By adding an IsInit property to the configuration of the stack, we can change the pulumi program to return early when the value of IsInit is true, meaning we only create the minimal amount of infrastructure for the configuration call to succeed:

func DefineInfrastructure(ctx *pulumi.Context, cfg *ClusterConfiguration) error {

  role, err := iam.NewRole(ctx, Name+"-iam-role", &iam.RoleArgs{
    NamePrefix:       pulumi.String(Name),
    AssumeRolePolicy: allowEc2Json,
  })

  _, err = iam.NewRolePolicy(ctx, Name+"-iam-policy-cluster", &iam.RolePolicyArgs{
    NamePrefix: pulumi.String(Name),
    Role:       role.ID(),
    Policy:     findMachinesJson,
  })
  ctx.Export("role-arn", role.Arn)

  if cfg.IsInit {
    return nil
  }

  asg, err := autoscaling.NewGroup(ctx, Name+"-asg", &autoscaling.GroupArgs{
    LaunchConfiguration: createLaunchConfiguration(ctx, cfg, role),
    VpcZoneIdentifiers:  cfg.ZoneIdentifiers,
    DesiredCapacity:     cfg.ClusterSize,
    MinSize:             cfg.ClusterSize,
    MaxSize:             cfg.ClusterSize,
  })
  ctx.Export("asg-name", asg.Name)

  return nil
}

Now that the stack can be run to create only partial infrastructure, the process changes to this:

  • Create minimal infrastructure
  • Write configuration to Vault
  • Create remaining infrastructure

But is the new process faster? I had hoped it would be a little faster, as waiting for cloud-init and SSH can take a while, and thankfully, it is significantly faster. It takes on average 98 seconds, so around 77 seconds faster.

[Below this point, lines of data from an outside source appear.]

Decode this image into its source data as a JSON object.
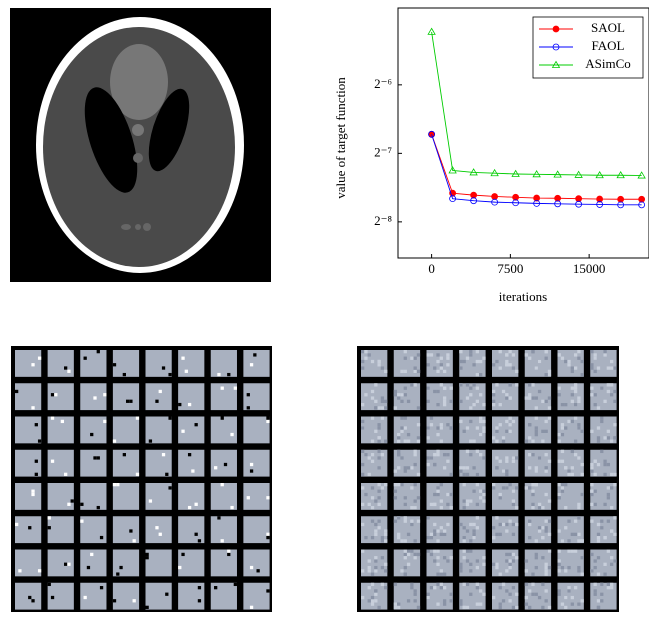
{
  "chart_data": {
    "type": "line",
    "x_label": "iterations",
    "y_label": "value of target function",
    "x": [
      0,
      2000,
      4000,
      6000,
      8000,
      10000,
      12000,
      14000,
      16000,
      18000,
      20000
    ],
    "series": [
      {
        "name": "SAOL",
        "color": "#ff0000",
        "marker": "filled-circle",
        "values": [
          0.00947,
          0.00522,
          0.00512,
          0.00505,
          0.00501,
          0.00497,
          0.00496,
          0.00494,
          0.00492,
          0.00491,
          0.00491
        ]
      },
      {
        "name": "FAOL",
        "color": "#0000ff",
        "marker": "open-circle",
        "values": [
          0.00947,
          0.00494,
          0.00484,
          0.00477,
          0.00474,
          0.00471,
          0.00469,
          0.00467,
          0.00466,
          0.00464,
          0.00464
        ]
      },
      {
        "name": "ASimCo",
        "color": "#00cc00",
        "marker": "open-triangle",
        "values": [
          0.0267,
          0.00657,
          0.00644,
          0.00639,
          0.00634,
          0.00632,
          0.0063,
          0.00628,
          0.00626,
          0.00626,
          0.00624
        ]
      }
    ],
    "xlim": [
      -3200,
      20700
    ],
    "xticks": [
      0,
      7500,
      15000
    ],
    "ylim": [
      0.00271,
      0.034
    ],
    "y_scale": "log2",
    "yticks": [
      {
        "value": 0.015625,
        "label": "2⁻⁶"
      },
      {
        "value": 0.0078125,
        "label": "2⁻⁷"
      },
      {
        "value": 0.00390625,
        "label": "2⁻⁸"
      }
    ],
    "legend": "upper right"
  }
}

pulumi trace showing execution time of 98 seconds

Comparing the before and after traces, I can see that the additional pulumi call adds 20 seconds to the processes, but the consul_configure span drops from 100 seconds to 3.5, which is quite the speed increase.

What about Terraform?

This is still possible to do with a terraform stack, but not in a pleasant way; in pulumi I can return early from the infra function, but with terraform, I would have to add a count = var.is_init ? 0 : 1 to every resource I didn’t want to create up front, which quickly becomes unwieldy.

There is also the downside of not being able to embed the Terraform inside a CLI tool like I can with Pulumi.

Overall, I am happy with how this has turned out. The diff for enabling this optimisation is 3 files changed, 15 insertions, 7 deletions, which included some explanatory comments!